Jerry Reed was everywhere in the ’70s. He was on every variety show. He was in movies. He did duets. He popped up. He was a major star, and – better than a star – a CHARACTER. I miss CHARACTERS. Like, I miss Jack Nicholson being a regular presence at awards shows, irreverent, playful, reminding us all to not take this shit too seriously. Jerry Reed was like that.
And dazzlingly gifted. Crazy. The original “Guitar Man”.
Let’s talk about his songwriting too. He was the ultimate MAN, right? But he had this wary sardonic awareness of the sometimes SILLY behavior of men, which he lampooned in his songs – which people blind to irony would probably take as endorsements. Like “U.S. Male”, which Elvis did. Like, that song is not a celebration of the qualities on display by the speaker/singer. It’s sarcastic. It’s a lampoon of the dummy-dumb boring macho male. Elvis, who had a sharp sense of irony, clearly knew this in his version. His asides are hysterical: “That’s m-a-l-e, son.” The lyrics are clearly tongue in cheek.
It takes a free man to laugh at the ridiculous foibles men – especially randy wild men, of which Jerry Reed was one – get themselves into. No wonder he and Burt Reynolds got on like gangbusters. Roosters of a feather, ya know what I mean?
Here he is back in 1969, doing his “A Thing Called Love” (which Elvis also covered a couple years later on his “country” album).
Watch him do a duet with Dolly Parton switching up the lyrics to his hilarious “She Got the Goldman (I Got the Shaft)”. And I suggest you watch it now, because the clip is continuously flagged for copyright reasons on YouTube and it disappears. Then someone uploads it again. Wash, rinse, repeat.
Their chemistry sizzles. I wish we had more of it. They are two outrageous flirts and it just works so well together.
I never get sick of watching all the duets Chet Atkins and Reed did in the ’70s/’80s. Masters. Like here they are, doing a Bob Dylan song.
This clip is short but legendary.
Or this: I love how they just stand back and appreciate each other, and also how they are clearly trying to one-up each other.
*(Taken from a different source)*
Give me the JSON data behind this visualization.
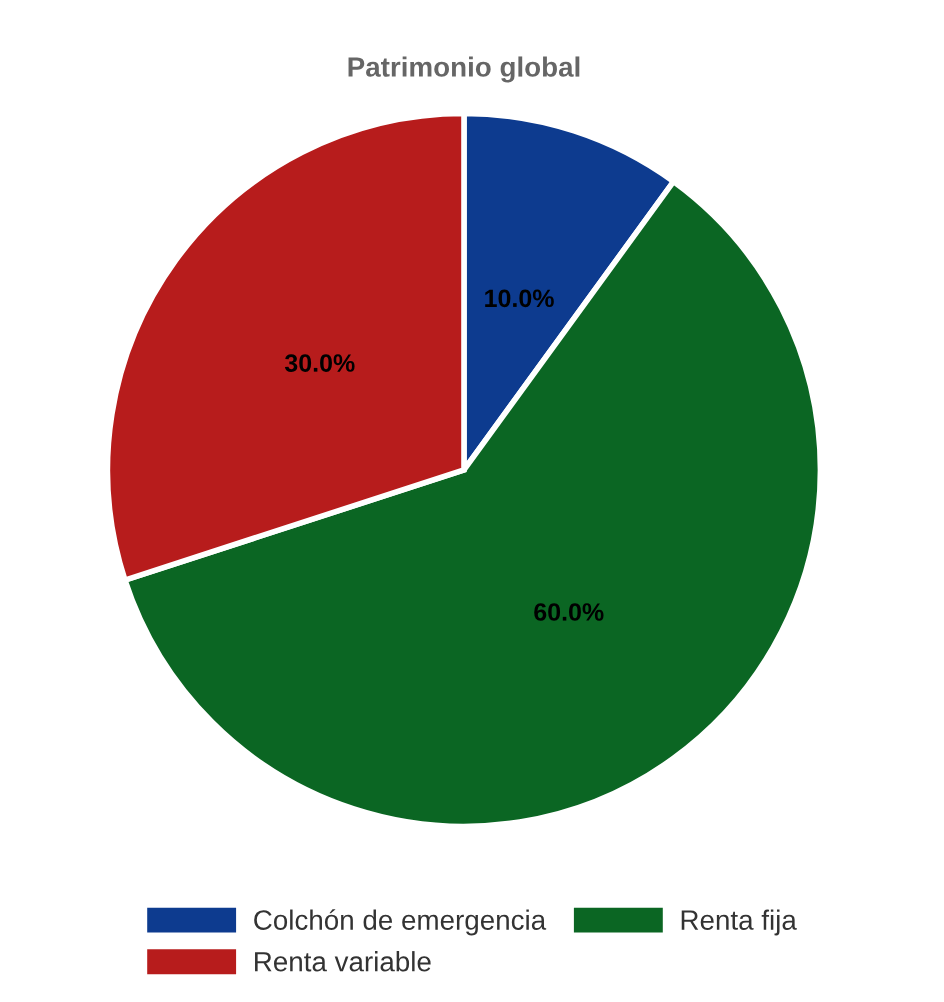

Or, impress each other, like “Get a load of this.”
Their whole album together is great.
He wrote classic songs which became monster hits. They’re rowdy, but grounded by his exhilarating playing. You can tell it’s him, whether or not you know it’s him. “Alabama Wild Man.” The Grammy-winning “When You’re Hot, You’re Hot”. Country-western was wild in the 70s. The theme song for Smokey and the Bandit, “East Bound and Down”.
I mean, let’s not ignore Smokey and the Bandit
The man was a star. He was a character and a star.
I love the story of him coming in to American Sound to accompany Elvis on a couple of the tracks Elvis was recording in those groundbreaking sessions in 1969. Chips Moman wanted Jerry Reed for the sessions, but nobody could find Reed. He was MIA. Where the hell was he? Someone finally found him fishing in a swamp or something. I mean, you can’t make this shit up. “Jerry, we’ve been looking for you for a week. Elvis needs you.” I picture Reed being discovered like this:
When Elvis calls, you leave the swamp. Jerry came into the studio like a legitimate swamp monster, just wild-eyed and READY. The two men shook hands, blah blah, and … Jerry Reed said something like “He’s better-looking than any woman I’ve ever seen.” Again, with the freedom of him. He wasn’t COOL. He was HOT. There are early takes of some of the songs Elvis did when you can hear Jerry pushing Elvis on – !! – encouraging him to go deeper, wilder, with comments thrown out like “Hell, yeah, Elvis.” It’s amazing.
I’m just cherry-picking the clips coming up on YouTube because they’re all fantastic. Here he is on the Porter Wagoner show, doing a medley of Chuck Berry songs, and that’s I suppose as good a place as any to end my birthday tribute to this mega-talented man who gave the world so much fun and so much great music.